The Application
The Full Planning Application for a lithium battery energy storage site in Frome has been active since June 2023. Comments can still be made on the Somerset Planning Portal. Please do add your voice, it very much counts. Reference 2023/1070/FUL
Frome Town Council (as a Statutory Consultee) has unanimously rejected the scheme, but Somerset Council is the decision-making body. The Planning Officer can decide to reject the application, or she has said if she is minded to Approve it, it will go to the Somerset East Planning Committee. We have no date as of November, 2023.
We are obviously mindful of the urgent need to expand the renewable energy programme and are not anti-battery energy storage sites, but we are strongly opposed to sites within towns.

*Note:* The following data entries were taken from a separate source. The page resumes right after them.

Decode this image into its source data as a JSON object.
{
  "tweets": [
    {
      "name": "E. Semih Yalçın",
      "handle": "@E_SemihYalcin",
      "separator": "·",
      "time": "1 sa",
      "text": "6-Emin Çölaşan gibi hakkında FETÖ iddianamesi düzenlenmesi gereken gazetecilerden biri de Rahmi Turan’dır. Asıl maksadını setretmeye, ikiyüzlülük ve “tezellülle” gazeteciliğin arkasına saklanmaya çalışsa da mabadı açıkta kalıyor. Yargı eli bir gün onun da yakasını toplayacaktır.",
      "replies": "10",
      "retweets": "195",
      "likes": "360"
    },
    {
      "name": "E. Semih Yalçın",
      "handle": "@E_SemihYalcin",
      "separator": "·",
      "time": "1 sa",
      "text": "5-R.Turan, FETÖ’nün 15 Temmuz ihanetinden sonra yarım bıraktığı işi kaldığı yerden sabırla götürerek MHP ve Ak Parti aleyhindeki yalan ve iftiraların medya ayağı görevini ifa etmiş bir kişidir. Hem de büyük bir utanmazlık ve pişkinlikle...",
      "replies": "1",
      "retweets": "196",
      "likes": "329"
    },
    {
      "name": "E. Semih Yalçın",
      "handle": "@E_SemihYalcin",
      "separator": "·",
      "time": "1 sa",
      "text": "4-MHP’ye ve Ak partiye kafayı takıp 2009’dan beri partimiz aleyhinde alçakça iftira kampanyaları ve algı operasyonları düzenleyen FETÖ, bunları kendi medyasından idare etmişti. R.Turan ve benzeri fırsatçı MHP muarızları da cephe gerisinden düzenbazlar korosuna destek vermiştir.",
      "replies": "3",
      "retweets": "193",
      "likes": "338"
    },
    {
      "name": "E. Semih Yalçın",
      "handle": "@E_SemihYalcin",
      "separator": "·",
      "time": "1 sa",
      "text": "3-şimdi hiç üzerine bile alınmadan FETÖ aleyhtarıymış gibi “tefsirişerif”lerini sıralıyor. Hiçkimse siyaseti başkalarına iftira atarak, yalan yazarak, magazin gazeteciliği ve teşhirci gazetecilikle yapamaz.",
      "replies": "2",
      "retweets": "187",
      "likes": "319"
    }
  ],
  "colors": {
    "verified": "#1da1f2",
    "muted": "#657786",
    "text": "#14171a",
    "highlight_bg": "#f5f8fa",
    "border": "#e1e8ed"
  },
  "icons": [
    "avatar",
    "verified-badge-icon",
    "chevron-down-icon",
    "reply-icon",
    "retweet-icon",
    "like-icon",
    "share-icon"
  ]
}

Trina Solar Hold Co Ltd plan to site a 30MW Lithium Iron Phosphate battery energy storage site in Frome, in a small cul-de-sac, just 32 metres from houses in Styles Close. It is adjacent to a SSE electricity sub-station, next to Rodden Brook Stream, which flows into the River Frome and very close (within 250 metres) to a primary school, nursery and care home.
Even though the location for the site is at the bottom of our gardens, the plan does not even conform to basic fire safety guidance from the National Fire Chiefs Council (See Links page). It's a very small cramped site of 2.2 acres that will be crammed with 32 battery units accommodated within 16 containers. Just one tight access point on a sloping site against the prevailing westerly wind and to be remotely monitored from Bath.
This site in Frome, with its population of 28,000 is wholly inappropriate. We are a small rural town, with a retained fire service - comprising just two fire appliances.
The whole town (and possibly further afield), could be affected by an exclusion zone in the event of a fire or explosion releasing highly toxic gases, as well as potentially contaminated river system.
Planning permission should be denied by Somerset Council on the grounds of potential impact on Health and Public Safety, loss of amenity, unacceptable noise levels and inherent fire risks that the public should not have enforced on them by a company and a landowner whose sole motives are that of profit not concern about well-being of nearby residents.
There have been 60 fires on similar sites over the last 5 years (and some of them also using the same, allegedly 'safer' technology, Lithium Iron Phosphate batteries. BESS Failure Event Database
Several Fire Chiefs in the UK are raising their concerns over the fire risks as related to BESS applications in their areas - eg West Yorkshire, Hampshire, Leeds, Norfolk and Merseyside.
The map shown here is based on the experience at Moorabool, Australia, in July 2021, where a BESS fire resulted in residents within an area of approximately 31 sq km being advised to 'shelter in place' i.e. remain indoors and bring animals indoors.